All tweets from Donald Trump’s twitter account from 2009 to 2017 Source:The Trump Twitter Archive: http://www.trumptwitterarchive.com
Summary table template:
| Variable | Description |
|---|---|
| source | Device or service used to compose tweet. |
| id_str | Tweet ID. |
| text | Tweet. |
| created_at | Data and time tweet was tweeted. |
| retweet_count | How many times tweet had been retweeted at time dataset was created. |
| in_reply_to_user_id_str | If a reply, the user id of person being replied to. |
| favorite_count | Number of times tweet had been favored at time dataset was created. |
| is_retweet | A logical telling us if it is a retweet or not. |
# Write R code here to create your first plot
ggplot(data = trump_tweets, aes(x = retweet_count, y = favorite_count)) +
geom_point()
Write a description and interpretation of your first plot here. The scatterplot I created graphed retweet_count on the x axis, and favorite_count on the y axis. In other words, the number of times the tweet has been retweeted at the time the dataset was created is plotted on the x, and the number of times the tweet had been favorited at the time the dataset was created is plotted on the y. The data points appear to plot close together near 0, and then get farther apart as the number of retweets and favorites of the tweets increases. There is a relatively linear pattern, however, there is not an equal distribution of points along a linear line; they clump together by 0 and then there is very few farther out (towards the right).

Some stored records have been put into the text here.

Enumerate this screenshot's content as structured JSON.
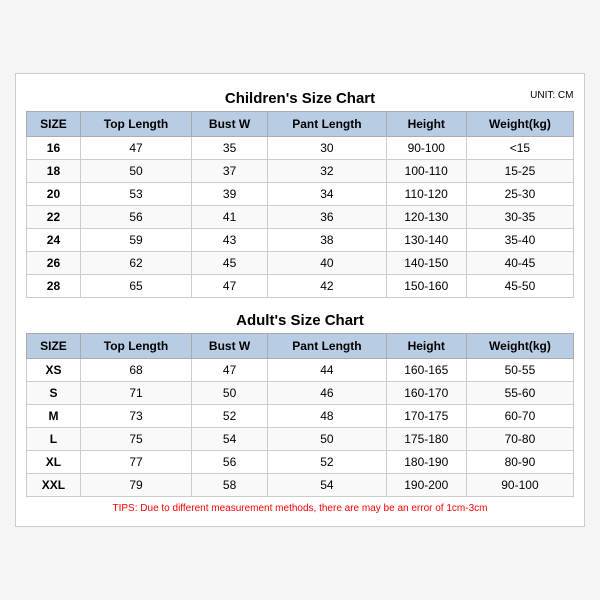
{
  "children_title": "Children's Size Chart",
  "adult_title": "Adult's Size Chart",
  "unit": "UNIT: CM",
  "headers": [
    "SIZE",
    "Top Length",
    "Bust W",
    "Pant Length",
    "Height",
    "Weight(kg)"
  ],
  "children_rows": [
    [
      "16",
      "47",
      "35",
      "30",
      "90-100",
      "<15"
    ],
    [
      "18",
      "50",
      "37",
      "32",
      "100-110",
      "15-25"
    ],
    [
      "20",
      "53",
      "39",
      "34",
      "110-120",
      "25-30"
    ],
    [
      "22",
      "56",
      "41",
      "36",
      "120-130",
      "30-35"
    ],
    [
      "24",
      "59",
      "43",
      "38",
      "130-140",
      "35-40"
    ],
    [
      "26",
      "62",
      "45",
      "40",
      "140-150",
      "40-45"
    ],
    [
      "28",
      "65",
      "47",
      "42",
      "150-160",
      "45-50"
    ]
  ],
  "adult_rows": [
    [
      "XS",
      "68",
      "47",
      "44",
      "160-165",
      "50-55"
    ],
    [
      "S",
      "71",
      "50",
      "46",
      "160-170",
      "55-60"
    ],
    [
      "M",
      "73",
      "52",
      "48",
      "170-175",
      "60-70"
    ],
    [
      "L",
      "75",
      "54",
      "50",
      "175-180",
      "70-80"
    ],
    [
      "XL",
      "77",
      "56",
      "52",
      "180-190",
      "80-90"
    ],
    [
      "XXL",
      "79",
      "58",
      "54",
      "190-200",
      "90-100"
    ]
  ],
  "tips": "TIPS: Due to different measurement methods, there are may be an error of 1cm-3cm"
}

# Write R code here to create your second plot
trump_tweets <- trump_tweets %>% mutate(count_type = if_else(retweet_count < 1000, '1 Lowest',
if_else(retweet_count < 2000, '2 Lower',
if_else(retweet_count < 3000, '3 Low',
if_else(retweet_count < 4000, '4 Low Medium',
if_else(retweet_count < 5000, '5 Medium',
if_else(retweet_count < 6000, '6 High Medium',
if_else(retweet_count < 7000, '7 High',
if_else(retweet_count < 8000, '8 Higher','9 Highest')))))))))
ggplot(data = trump_tweets) +
geom_bar(aes(x = count_type, fill = count_type))
Write a description and interpretation of your second plot here. The histogram plots the number of times the tweet had been retweeted at the time the dataset was created, and I subjected this data to a maximum number of tweets at 1000 in order to provide an actual image of the histogram (because it wouldn’t generate with so many data points for the variable). After plotting, it is evident that the highest number of retweets was 1, and the second highest value of retweets was 9. The lowest number of retweets was 8, and the second lowest value of retweets was 7.